3. Menjaga Wibawa Guru
Faktor ketidaksenangan peserta didik terhadap pendidik umumnya terjadi sebagai reaksi terhadap perilaku pendidik saat membelajarakan. Umpamanya, ketika membelajarkan pendidik duduk saja. Cara ini mengundang gunjingan dari peserta didik, upamanya peserta didik menyebut "Pak Ambeyen". Atau guru hanya menggunakan ceramah saja sehingga tidak pernah
melakukan kegiatan tulis-menulis di papan tulis. Cara demikian juga dapat mengundang gunjingan seperti peserta didik menyebut pendidiknya dengan "Tukang Obat". Gunjingan tersebut dengan jelas merendahkan wibawa guru/ pendidik di mata peserta didik. Dengan memperhatikan penjelasan tersebut, maka untuk menghindari berbagai kejadian yang dapat merendahkan wibawa pendidik, salah satunya pendidik harus mampu membelajarkan dengan penuh percaya diri, memiliki kesiapan mental dan intelektual, memiliki kekayaan metode, keleluasan teknik, dan sebagainya. Dengan kata lain, pendidik harus memiliki bentuk dan model pembelajaran yang bervariasi.
4. Mendorong Kelengkapan Fasilitas Pembelajaran Pendidik yang memiliki kemampuan variasi mem-belajarkan, terlebih dahulu ditentukan oleh penguasaannya terhadap seluruh elemen-elemen pembelajaran seperti materi, metode, media, pendekatan dan strategi pembelajaran.

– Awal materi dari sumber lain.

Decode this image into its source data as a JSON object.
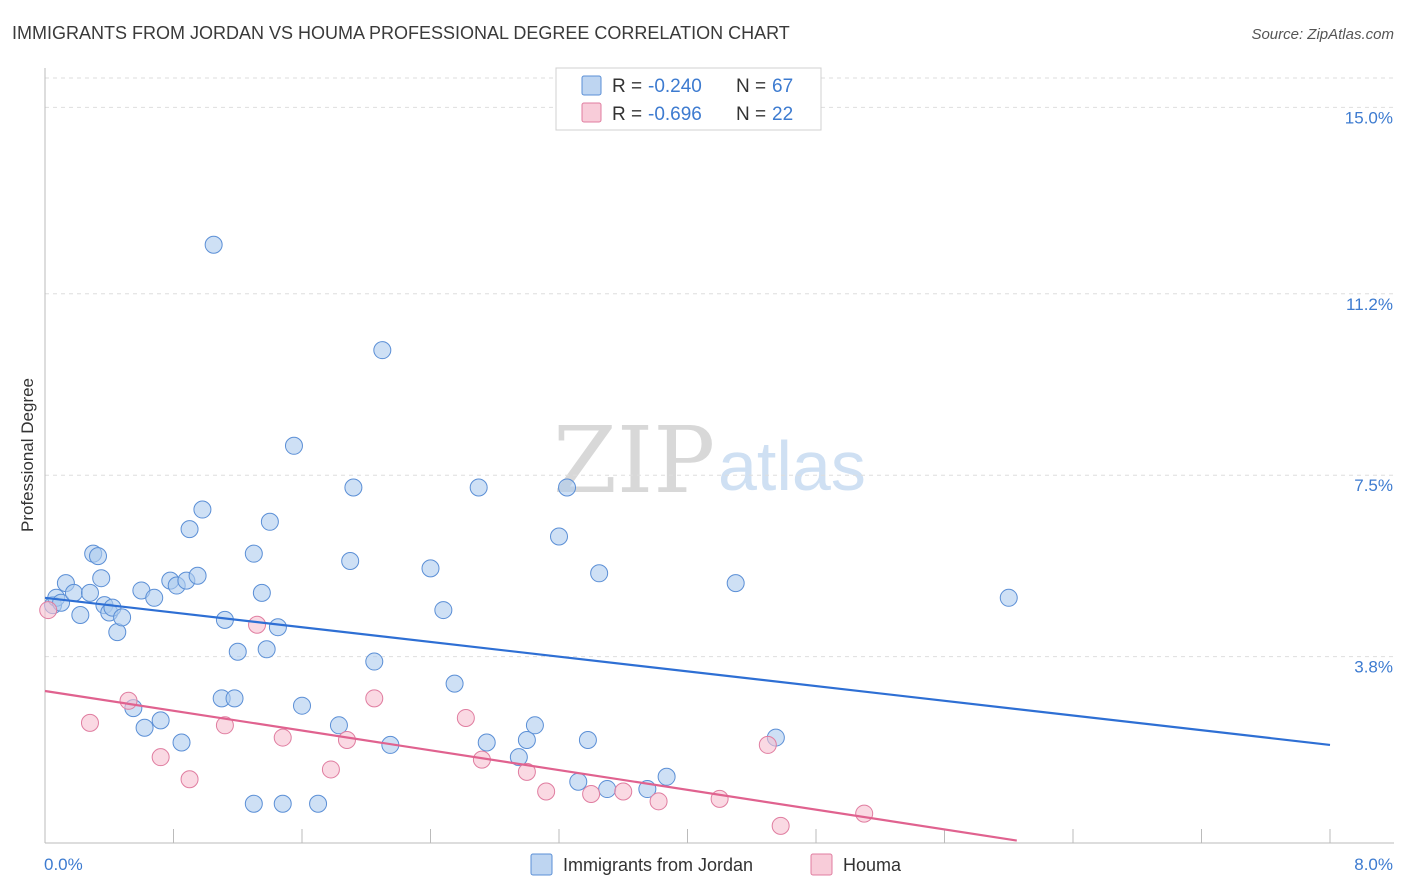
{
  "title": "IMMIGRANTS FROM JORDAN VS HOUMA PROFESSIONAL DEGREE CORRELATION CHART",
  "source": "Source: ZipAtlas.com",
  "watermark": {
    "zip": "ZIP",
    "atlas": "atlas"
  },
  "colors": {
    "blue_fill": "#aecbee",
    "blue_stroke": "#5b8fd6",
    "blue_line": "#2e6fd4",
    "pink_fill": "#f6bfd0",
    "pink_stroke": "#e07da0",
    "pink_line": "#e0628f",
    "tick_text": "#3d7bd0",
    "grid": "#dedede"
  },
  "legend": {
    "r_label": "R =",
    "n_label": "N =",
    "series": [
      {
        "r": "-0.240",
        "n": "67"
      },
      {
        "r": "-0.696",
        "n": "22"
      }
    ]
  },
  "chart_data": {
    "type": "scatter",
    "title": "IMMIGRANTS FROM JORDAN VS HOUMA PROFESSIONAL DEGREE CORRELATION CHART",
    "xlabel": "",
    "ylabel": "Professional Degree",
    "xlim": [
      0,
      8
    ],
    "ylim": [
      0,
      15.6
    ],
    "x_tick_labels": [
      "0.0%",
      "8.0%"
    ],
    "y_ticks": [
      3.8,
      7.5,
      11.2,
      15.0
    ],
    "y_tick_labels": [
      "3.8%",
      "7.5%",
      "11.2%",
      "15.0%"
    ],
    "grid": true,
    "legend_placement": "top-center",
    "series": [
      {
        "name": "Immigrants from Jordan",
        "trend": [
          [
            0,
            5.0
          ],
          [
            8.0,
            2.0
          ]
        ],
        "points": [
          [
            0.05,
            4.85
          ],
          [
            0.07,
            5.0
          ],
          [
            0.1,
            4.9
          ],
          [
            0.13,
            5.3
          ],
          [
            0.18,
            5.1
          ],
          [
            0.22,
            4.65
          ],
          [
            0.28,
            5.1
          ],
          [
            0.3,
            5.9
          ],
          [
            0.33,
            5.85
          ],
          [
            0.35,
            5.4
          ],
          [
            0.37,
            4.85
          ],
          [
            0.4,
            4.7
          ],
          [
            0.42,
            4.8
          ],
          [
            0.45,
            4.3
          ],
          [
            0.48,
            4.6
          ],
          [
            0.6,
            5.15
          ],
          [
            0.68,
            5.0
          ],
          [
            0.78,
            5.35
          ],
          [
            0.82,
            5.25
          ],
          [
            0.88,
            5.35
          ],
          [
            0.95,
            5.45
          ],
          [
            0.9,
            6.4
          ],
          [
            0.98,
            6.8
          ],
          [
            1.05,
            12.2
          ],
          [
            1.12,
            4.55
          ],
          [
            1.2,
            3.9
          ],
          [
            1.3,
            5.9
          ],
          [
            1.35,
            5.1
          ],
          [
            1.38,
            3.95
          ],
          [
            1.4,
            6.55
          ],
          [
            1.45,
            4.4
          ],
          [
            1.55,
            8.1
          ],
          [
            1.6,
            2.8
          ],
          [
            1.7,
            0.8
          ],
          [
            1.83,
            2.4
          ],
          [
            1.9,
            5.75
          ],
          [
            1.92,
            7.25
          ],
          [
            2.05,
            3.7
          ],
          [
            2.1,
            10.05
          ],
          [
            2.15,
            2.0
          ],
          [
            0.55,
            2.75
          ],
          [
            0.62,
            2.35
          ],
          [
            0.72,
            2.5
          ],
          [
            0.85,
            2.05
          ],
          [
            1.1,
            2.95
          ],
          [
            1.18,
            2.95
          ],
          [
            1.3,
            0.8
          ],
          [
            1.48,
            0.8
          ],
          [
            2.4,
            5.6
          ],
          [
            2.48,
            4.75
          ],
          [
            2.55,
            3.25
          ],
          [
            2.7,
            7.25
          ],
          [
            2.75,
            2.05
          ],
          [
            2.95,
            1.75
          ],
          [
            3.0,
            2.1
          ],
          [
            3.05,
            2.4
          ],
          [
            3.2,
            6.25
          ],
          [
            3.25,
            7.25
          ],
          [
            3.32,
            1.25
          ],
          [
            3.38,
            2.1
          ],
          [
            3.45,
            5.5
          ],
          [
            3.5,
            1.1
          ],
          [
            3.75,
            1.1
          ],
          [
            3.87,
            1.35
          ],
          [
            4.3,
            5.3
          ],
          [
            4.55,
            2.15
          ],
          [
            6.0,
            5.0
          ]
        ]
      },
      {
        "name": "Houma",
        "trend": [
          [
            0,
            3.1
          ],
          [
            6.05,
            0.05
          ]
        ],
        "points": [
          [
            0.02,
            4.75
          ],
          [
            0.28,
            2.45
          ],
          [
            0.52,
            2.9
          ],
          [
            0.72,
            1.75
          ],
          [
            0.9,
            1.3
          ],
          [
            1.12,
            2.4
          ],
          [
            1.32,
            4.45
          ],
          [
            1.48,
            2.15
          ],
          [
            1.78,
            1.5
          ],
          [
            1.88,
            2.1
          ],
          [
            2.05,
            2.95
          ],
          [
            2.62,
            2.55
          ],
          [
            2.72,
            1.7
          ],
          [
            3.0,
            1.45
          ],
          [
            3.12,
            1.05
          ],
          [
            3.4,
            1.0
          ],
          [
            3.6,
            1.05
          ],
          [
            3.82,
            0.85
          ],
          [
            4.2,
            0.9
          ],
          [
            4.5,
            2.0
          ],
          [
            4.58,
            0.35
          ],
          [
            5.1,
            0.6
          ]
        ]
      }
    ]
  }
}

Jika hal-hal itu kurang, apalagi tidak dikuasai, maka sangat sulit untuk mendambakan seorang pendidik yang memiliki variasi membelajarkan secara tepat dan yang dapat diterima oleh peserta didik. Aspek lain yang sangat penting bagi kemampuan pendidik memiliki variasi membelajarkan bergantung dari ketersediaan fasilitas yang ada di kelas/sekolah. Sebab, sangat disadari bahwa fasilitas merupakan kelengkapan belajar yang harus ada di sekolah. Fungsi fasilitas antara lain sebagai alat bantu, peraga dan sumber belajar (Syaiful Bahri Djamarah dan
Aswan Zain, 1996). Jika pendidik mampu menghadirkan pembelajaran yang bervariasi maka dengan sendirinya akan memicu sekolah menyediakan berbagai fasilitas yang mendukung bagi penggunaan pembelajaran yang bervariasi. Atau setidak-tidaknya peserta didik secara kreatif menyediakan berbagai fasilitas yang memungkin- kan ketika pendidik membelajarkan tersedia fasilitas yang memadai.

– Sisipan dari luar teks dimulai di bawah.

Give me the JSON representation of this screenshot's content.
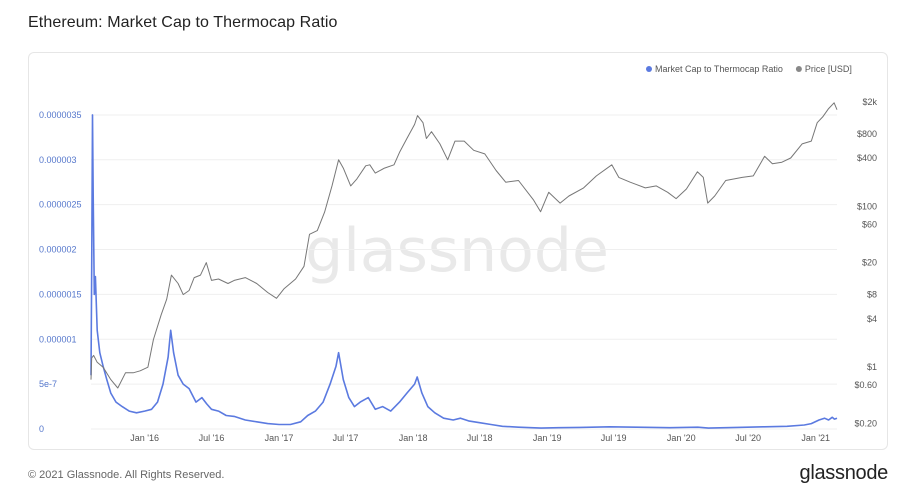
{
  "title": "Ethereum: Market Cap to Thermocap Ratio",
  "watermark": "glassnode",
  "footer": {
    "copyright": "© 2021 Glassnode. All Rights Reserved.",
    "logo": "glassnode"
  },
  "colors": {
    "ratio": "#5b7ae0",
    "price": "#777777"
  },
  "chart_data": {
    "type": "line",
    "legend": [
      {
        "name": "Market Cap to Thermocap Ratio",
        "color": "#5b7ae0"
      },
      {
        "name": "Price [USD]",
        "color": "#888888"
      }
    ],
    "legend_position": "top-right",
    "grid": true,
    "x_ticks": [
      "Jan '16",
      "Jul '16",
      "Jan '17",
      "Jul '17",
      "Jan '18",
      "Jul '18",
      "Jan '19",
      "Jul '19",
      "Jan '20",
      "Jul '20",
      "Jan '21"
    ],
    "x_range": [
      "2015-08-08",
      "2021-02-28"
    ],
    "y_left": {
      "ticks": [
        "0",
        "5e-7",
        "0.000001",
        "0.0000015",
        "0.000002",
        "0.0000025",
        "0.000003",
        "0.0000035"
      ],
      "values": [
        0,
        5e-07,
        1e-06,
        1.5e-06,
        2e-06,
        2.5e-06,
        3e-06,
        3.5e-06
      ],
      "range": [
        0,
        3.7e-06
      ]
    },
    "y_right": {
      "scale": "log",
      "ticks": [
        "$0.20",
        "$0.60",
        "$1",
        "$4",
        "$8",
        "$20",
        "$60",
        "$100",
        "$400",
        "$800",
        "$2k"
      ],
      "values": [
        0.2,
        0.6,
        1,
        4,
        8,
        20,
        60,
        100,
        400,
        800,
        2000
      ],
      "range": [
        0.17,
        2300
      ]
    },
    "series": [
      {
        "name": "Market Cap to Thermocap Ratio",
        "axis": "left",
        "points": [
          [
            "2015-08-08",
            6e-07
          ],
          [
            "2015-08-10",
            1.8e-06
          ],
          [
            "2015-08-12",
            3.5e-06
          ],
          [
            "2015-08-14",
            2.6e-06
          ],
          [
            "2015-08-17",
            1.5e-06
          ],
          [
            "2015-08-20",
            1.7e-06
          ],
          [
            "2015-08-25",
            1.1e-06
          ],
          [
            "2015-09-01",
            8.5e-07
          ],
          [
            "2015-09-10",
            7e-07
          ],
          [
            "2015-09-20",
            5.5e-07
          ],
          [
            "2015-10-01",
            4e-07
          ],
          [
            "2015-10-15",
            3e-07
          ],
          [
            "2015-11-01",
            2.5e-07
          ],
          [
            "2015-11-20",
            2e-07
          ],
          [
            "2015-12-10",
            1.8e-07
          ],
          [
            "2016-01-01",
            2e-07
          ],
          [
            "2016-01-20",
            2.2e-07
          ],
          [
            "2016-02-05",
            3e-07
          ],
          [
            "2016-02-20",
            5e-07
          ],
          [
            "2016-03-05",
            8e-07
          ],
          [
            "2016-03-12",
            1.1e-06
          ],
          [
            "2016-03-20",
            8.5e-07
          ],
          [
            "2016-04-01",
            6e-07
          ],
          [
            "2016-04-15",
            5e-07
          ],
          [
            "2016-05-01",
            4.5e-07
          ],
          [
            "2016-05-20",
            3e-07
          ],
          [
            "2016-06-05",
            3.5e-07
          ],
          [
            "2016-06-18",
            2.8e-07
          ],
          [
            "2016-07-01",
            2.2e-07
          ],
          [
            "2016-07-20",
            2e-07
          ],
          [
            "2016-08-10",
            1.5e-07
          ],
          [
            "2016-09-01",
            1.4e-07
          ],
          [
            "2016-10-01",
            1e-07
          ],
          [
            "2016-11-01",
            8e-08
          ],
          [
            "2016-12-01",
            6e-08
          ],
          [
            "2017-01-01",
            5e-08
          ],
          [
            "2017-02-01",
            5e-08
          ],
          [
            "2017-03-01",
            8e-08
          ],
          [
            "2017-03-20",
            1.5e-07
          ],
          [
            "2017-04-10",
            2e-07
          ],
          [
            "2017-05-01",
            3e-07
          ],
          [
            "2017-05-20",
            5e-07
          ],
          [
            "2017-06-05",
            7e-07
          ],
          [
            "2017-06-12",
            8.5e-07
          ],
          [
            "2017-06-25",
            5.5e-07
          ],
          [
            "2017-07-10",
            3.5e-07
          ],
          [
            "2017-07-25",
            2.5e-07
          ],
          [
            "2017-08-10",
            3e-07
          ],
          [
            "2017-09-01",
            3.5e-07
          ],
          [
            "2017-09-20",
            2.2e-07
          ],
          [
            "2017-10-10",
            2.5e-07
          ],
          [
            "2017-11-01",
            2e-07
          ],
          [
            "2017-11-25",
            3e-07
          ],
          [
            "2017-12-15",
            4e-07
          ],
          [
            "2018-01-05",
            5e-07
          ],
          [
            "2018-01-12",
            5.8e-07
          ],
          [
            "2018-01-25",
            4e-07
          ],
          [
            "2018-02-10",
            2.5e-07
          ],
          [
            "2018-03-01",
            1.8e-07
          ],
          [
            "2018-03-25",
            1.2e-07
          ],
          [
            "2018-04-20",
            1e-07
          ],
          [
            "2018-05-10",
            1.2e-07
          ],
          [
            "2018-06-01",
            9e-08
          ],
          [
            "2018-07-01",
            7e-08
          ],
          [
            "2018-08-01",
            5e-08
          ],
          [
            "2018-09-01",
            3e-08
          ],
          [
            "2018-10-15",
            2e-08
          ],
          [
            "2018-12-15",
            1e-08
          ],
          [
            "2019-02-01",
            1.5e-08
          ],
          [
            "2019-04-01",
            1.8e-08
          ],
          [
            "2019-06-20",
            2.5e-08
          ],
          [
            "2019-09-01",
            2e-08
          ],
          [
            "2019-12-01",
            1.5e-08
          ],
          [
            "2020-02-15",
            2e-08
          ],
          [
            "2020-03-15",
            1e-08
          ],
          [
            "2020-06-01",
            1.8e-08
          ],
          [
            "2020-08-15",
            2.5e-08
          ],
          [
            "2020-10-15",
            3e-08
          ],
          [
            "2020-12-01",
            4.5e-08
          ],
          [
            "2020-12-20",
            6e-08
          ],
          [
            "2021-01-10",
            1e-07
          ],
          [
            "2021-01-25",
            1.2e-07
          ],
          [
            "2021-02-05",
            1e-07
          ],
          [
            "2021-02-15",
            1.3e-07
          ],
          [
            "2021-02-21",
            1.1e-07
          ],
          [
            "2021-02-28",
            1.2e-07
          ]
        ]
      },
      {
        "name": "Price [USD]",
        "axis": "right",
        "points": [
          [
            "2015-08-08",
            0.7
          ],
          [
            "2015-08-10",
            1.3
          ],
          [
            "2015-08-15",
            1.4
          ],
          [
            "2015-08-25",
            1.15
          ],
          [
            "2015-09-10",
            1.0
          ],
          [
            "2015-10-01",
            0.7
          ],
          [
            "2015-10-20",
            0.55
          ],
          [
            "2015-11-10",
            0.85
          ],
          [
            "2015-12-01",
            0.85
          ],
          [
            "2015-12-20",
            0.9
          ],
          [
            "2016-01-10",
            1.0
          ],
          [
            "2016-01-25",
            2.2
          ],
          [
            "2016-02-15",
            4.5
          ],
          [
            "2016-03-01",
            7.0
          ],
          [
            "2016-03-14",
            14.0
          ],
          [
            "2016-04-01",
            11.0
          ],
          [
            "2016-04-15",
            8.0
          ],
          [
            "2016-05-01",
            9.0
          ],
          [
            "2016-05-15",
            13.0
          ],
          [
            "2016-06-01",
            14.0
          ],
          [
            "2016-06-17",
            20.0
          ],
          [
            "2016-07-01",
            12.0
          ],
          [
            "2016-07-20",
            12.5
          ],
          [
            "2016-08-15",
            11.0
          ],
          [
            "2016-09-01",
            12.0
          ],
          [
            "2016-10-01",
            13.0
          ],
          [
            "2016-11-01",
            11.0
          ],
          [
            "2016-12-01",
            8.5
          ],
          [
            "2016-12-25",
            7.2
          ],
          [
            "2017-01-15",
            9.5
          ],
          [
            "2017-02-15",
            12.5
          ],
          [
            "2017-03-10",
            18.0
          ],
          [
            "2017-03-25",
            45.0
          ],
          [
            "2017-04-15",
            50.0
          ],
          [
            "2017-05-05",
            85.0
          ],
          [
            "2017-05-25",
            180.0
          ],
          [
            "2017-06-12",
            380.0
          ],
          [
            "2017-06-25",
            300.0
          ],
          [
            "2017-07-15",
            180.0
          ],
          [
            "2017-08-01",
            220.0
          ],
          [
            "2017-08-25",
            320.0
          ],
          [
            "2017-09-05",
            330.0
          ],
          [
            "2017-09-20",
            260.0
          ],
          [
            "2017-10-15",
            300.0
          ],
          [
            "2017-11-10",
            330.0
          ],
          [
            "2017-11-25",
            470.0
          ],
          [
            "2017-12-15",
            700.0
          ],
          [
            "2018-01-05",
            1050.0
          ],
          [
            "2018-01-13",
            1350.0
          ],
          [
            "2018-01-28",
            1100.0
          ],
          [
            "2018-02-06",
            700.0
          ],
          [
            "2018-02-20",
            850.0
          ],
          [
            "2018-03-15",
            600.0
          ],
          [
            "2018-04-05",
            380.0
          ],
          [
            "2018-04-25",
            650.0
          ],
          [
            "2018-05-20",
            650.0
          ],
          [
            "2018-06-15",
            500.0
          ],
          [
            "2018-07-15",
            450.0
          ],
          [
            "2018-08-15",
            280.0
          ],
          [
            "2018-09-10",
            200.0
          ],
          [
            "2018-10-15",
            210.0
          ],
          [
            "2018-11-25",
            120.0
          ],
          [
            "2018-12-14",
            86.0
          ],
          [
            "2019-01-05",
            150.0
          ],
          [
            "2019-02-05",
            110.0
          ],
          [
            "2019-03-01",
            135.0
          ],
          [
            "2019-04-10",
            170.0
          ],
          [
            "2019-05-15",
            240.0
          ],
          [
            "2019-06-26",
            330.0
          ],
          [
            "2019-07-15",
            230.0
          ],
          [
            "2019-08-15",
            200.0
          ],
          [
            "2019-09-25",
            170.0
          ],
          [
            "2019-10-25",
            180.0
          ],
          [
            "2019-11-25",
            150.0
          ],
          [
            "2019-12-18",
            125.0
          ],
          [
            "2020-01-15",
            165.0
          ],
          [
            "2020-02-14",
            270.0
          ],
          [
            "2020-03-01",
            230.0
          ],
          [
            "2020-03-13",
            110.0
          ],
          [
            "2020-04-01",
            135.0
          ],
          [
            "2020-05-01",
            210.0
          ],
          [
            "2020-06-15",
            230.0
          ],
          [
            "2020-07-15",
            240.0
          ],
          [
            "2020-08-15",
            420.0
          ],
          [
            "2020-09-05",
            340.0
          ],
          [
            "2020-10-01",
            355.0
          ],
          [
            "2020-10-25",
            400.0
          ],
          [
            "2020-11-25",
            600.0
          ],
          [
            "2020-12-20",
            650.0
          ],
          [
            "2021-01-05",
            1100.0
          ],
          [
            "2021-01-20",
            1300.0
          ],
          [
            "2021-02-05",
            1650.0
          ],
          [
            "2021-02-20",
            1950.0
          ],
          [
            "2021-02-28",
            1600.0
          ]
        ]
      }
    ]
  }
}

C. Prinsip-prinsip Penggunaan Variasi dalam Proses Pembelajaran
Ada tiga prinsip penerapan variasi dalam proses pembelajaran, berikut ini:
1. Penggunaan variasi hendaknya dengan tujuan tertentu, yaitu sesuai dengan tujuan yang hendak dicapai, sesuai dengan materi pembelajaran, dan sesuai dengan tingkat kemampuan peserta didik.

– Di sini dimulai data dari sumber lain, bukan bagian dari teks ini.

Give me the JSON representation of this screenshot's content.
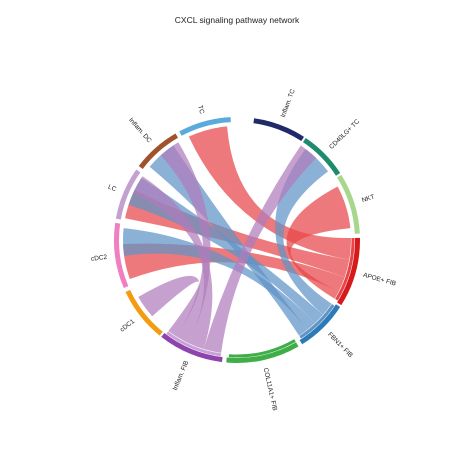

Penggunaan variasi sangat dianjurkan namun tidak boleh digunakan secara berlebihan. Misalnya, dari awal masuk kelas, sampai menutup kegiatan pembelajaran, pendidik hanya bergerak berputar- putar mengelilingi kelas tanpa ada tujuan atau arah yang jelas. Di samping itu, memilih metode yang terlalu banyak untuk masing-masing kegiatan pembelajaran juga akan bisa mengganggu proses pembelajaran.
2. Variasi harus digunakan secara lancar dan berkesinambungan sehingga tidak akan merusak perhatian peserta didik.